Early start so I could make the morning study session before the test .. but honestly I would have preferred to take the test straight away. Starting the test at 1pm just ensures my natural afternoon zone-out coincides with the test. Coffee helped.
The fact that your brain naturally shuts down about half-way through means you need to know the material cold and your test-taking habits need to be solid — because you aren’t thinking through that second half of the test.
So, how did I do? I finished the test in about 4 hours. Maybe a bit more including two 10-minute breaks or so (but the clock keeps ticking). I did leave the questions I was more unsure on for last, but I didn’t spend any time reviewing questions I already answered.
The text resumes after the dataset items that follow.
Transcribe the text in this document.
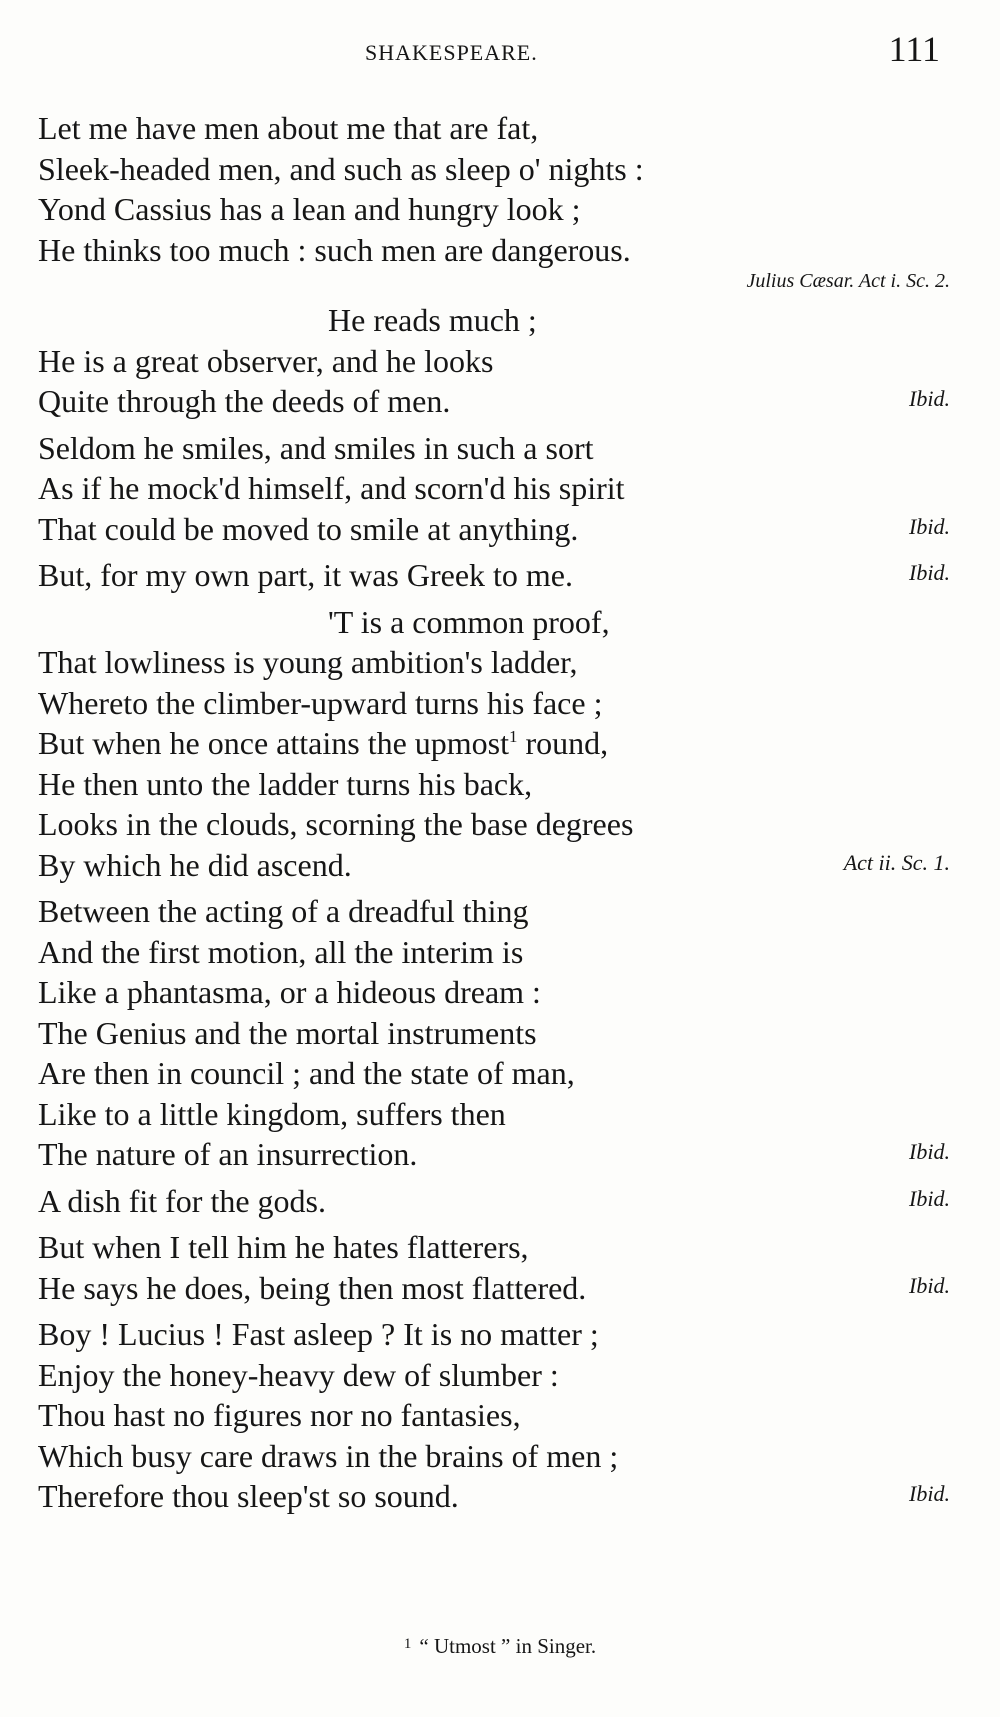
SHAKESPEARE.	111
Let me have men about me that are fat,
Sleek-headed men, and such as sleep o' nights :
Yond Cassius has a lean and hungry look ;
He thinks too much : such men are dangerous.
Julius Cæsar. Act i. Sc. 2.
He reads much ;
He is a great observer, and he looks
Quite through the deeds of men.	Ibid.
Seldom he smiles, and smiles in such a sort
As if he mock'd himself, and scorn'd his spirit
That could be moved to smile at anything.	Ibid.
But, for my own part, it was Greek to me.	Ibid.
'T is a common proof,
That lowliness is young ambition's ladder,
Whereto the climber-upward turns his face ;
But when he once attains the upmost$^1$ round,
He then unto the ladder turns his back,
Looks in the clouds, scorning the base degrees
By which he did ascend.	Act ii. Sc. 1.
Between the acting of a dreadful thing
And the first motion, all the interim is
Like a phantasma, or a hideous dream :
The Genius and the mortal instruments
Are then in council ; and the state of man,
Like to a little kingdom, suffers then
The nature of an insurrection.	Ibid.
A dish fit for the gods.	Ibid.
But when I tell him he hates flatterers,
He says he does, being then most flattered.	Ibid.
Boy ! Lucius ! Fast asleep ? It is no matter ;
Enjoy the honey-heavy dew of slumber :
Thou hast no figures nor no fantasies,
Which busy care draws in the brains of men ;
Therefore thou sleep'st so sound.	Ibid.
$^1$ “ Utmost ” in Singer.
Earlier in the week I determined that second guessing myself resulted in the wrong answer just as often as the right one — so a complete waste of time for me.
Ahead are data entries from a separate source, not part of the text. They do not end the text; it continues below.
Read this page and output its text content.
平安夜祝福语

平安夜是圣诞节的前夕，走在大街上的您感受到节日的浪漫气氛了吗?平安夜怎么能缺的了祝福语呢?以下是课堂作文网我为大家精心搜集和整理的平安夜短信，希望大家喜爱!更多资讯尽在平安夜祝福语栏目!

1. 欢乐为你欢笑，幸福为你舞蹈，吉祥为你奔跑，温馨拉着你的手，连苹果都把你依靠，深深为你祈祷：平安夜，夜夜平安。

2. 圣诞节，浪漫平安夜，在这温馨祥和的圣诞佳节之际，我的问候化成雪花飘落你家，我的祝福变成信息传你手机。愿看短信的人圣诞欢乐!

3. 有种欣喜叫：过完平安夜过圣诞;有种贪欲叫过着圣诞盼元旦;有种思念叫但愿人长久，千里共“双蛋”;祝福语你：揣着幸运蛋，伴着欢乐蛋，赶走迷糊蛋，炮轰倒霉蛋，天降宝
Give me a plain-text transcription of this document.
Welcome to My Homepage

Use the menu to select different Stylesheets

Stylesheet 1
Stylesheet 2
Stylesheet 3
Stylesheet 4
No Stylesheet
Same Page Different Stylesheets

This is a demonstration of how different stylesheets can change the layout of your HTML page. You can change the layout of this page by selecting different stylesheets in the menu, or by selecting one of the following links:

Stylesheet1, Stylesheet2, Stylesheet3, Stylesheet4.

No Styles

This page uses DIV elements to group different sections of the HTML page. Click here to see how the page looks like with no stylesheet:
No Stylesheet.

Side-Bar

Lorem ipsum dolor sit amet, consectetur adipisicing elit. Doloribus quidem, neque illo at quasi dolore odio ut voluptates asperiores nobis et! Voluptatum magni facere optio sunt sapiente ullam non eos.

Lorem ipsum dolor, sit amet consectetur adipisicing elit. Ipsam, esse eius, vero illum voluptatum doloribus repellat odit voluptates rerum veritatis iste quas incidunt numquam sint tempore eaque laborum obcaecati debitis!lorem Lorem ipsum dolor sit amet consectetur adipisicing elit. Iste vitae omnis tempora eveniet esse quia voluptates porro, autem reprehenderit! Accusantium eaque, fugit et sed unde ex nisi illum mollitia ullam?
“Provisional Pass” first attempt. (I guess they reserve the right to change their mind later if they suspect fraud)
How much did I pass by? I have no idea. ISC2 doesn’t disclose passing scores. I know I wasn’t sure I passed before the score came out of the printer. The test was hard. It was unlike any of the questions I saw from Training Camp, ISC2, Sybex or CCCure.org — and not in an easier way. While all those practice test questions may not have reflected the real test questions, they did ball-park gauge my preparedness — so in that way they were good.
I can’t say any more than that — the entire thing is covered under NDA.
What do I think of the CISSP?
I’ve heard a ton of spiteful people who failed criticize the exam for various reasons. I’ve also heard people who passed claim the exam is full of information thats entirely irrelevant to their chosen work focus.
While far from perfect, I think the certifications’ industry leading placement is well deserved. Both categories of above criticism fail to see the big picture.
For me, studying for this test forced me to both place my frame of reference in context, and reassess my own “knowledge” of the way things are. What do they say about hammers and nails?
A good half of the CBK was outside my comfort zone, forcing knowledge growth into areas that makes me much more well rounded in my assessments of security. It also puts the areas that are well within my comfort zone in perspective when it comes to priorities.
Additionally, there’s tons of “truths” I was forced to unlearn to pass this test — and I’m better for it.
I may pursue the CISSP-ISSAP — when this last round stops hurting.
… I’m still waiting on official certification, and thats pending endorsement processing …
After the prerequisite 6 weeks or so of waiting for CV and endorsement approval I was officially credentialed. CISSP 549598.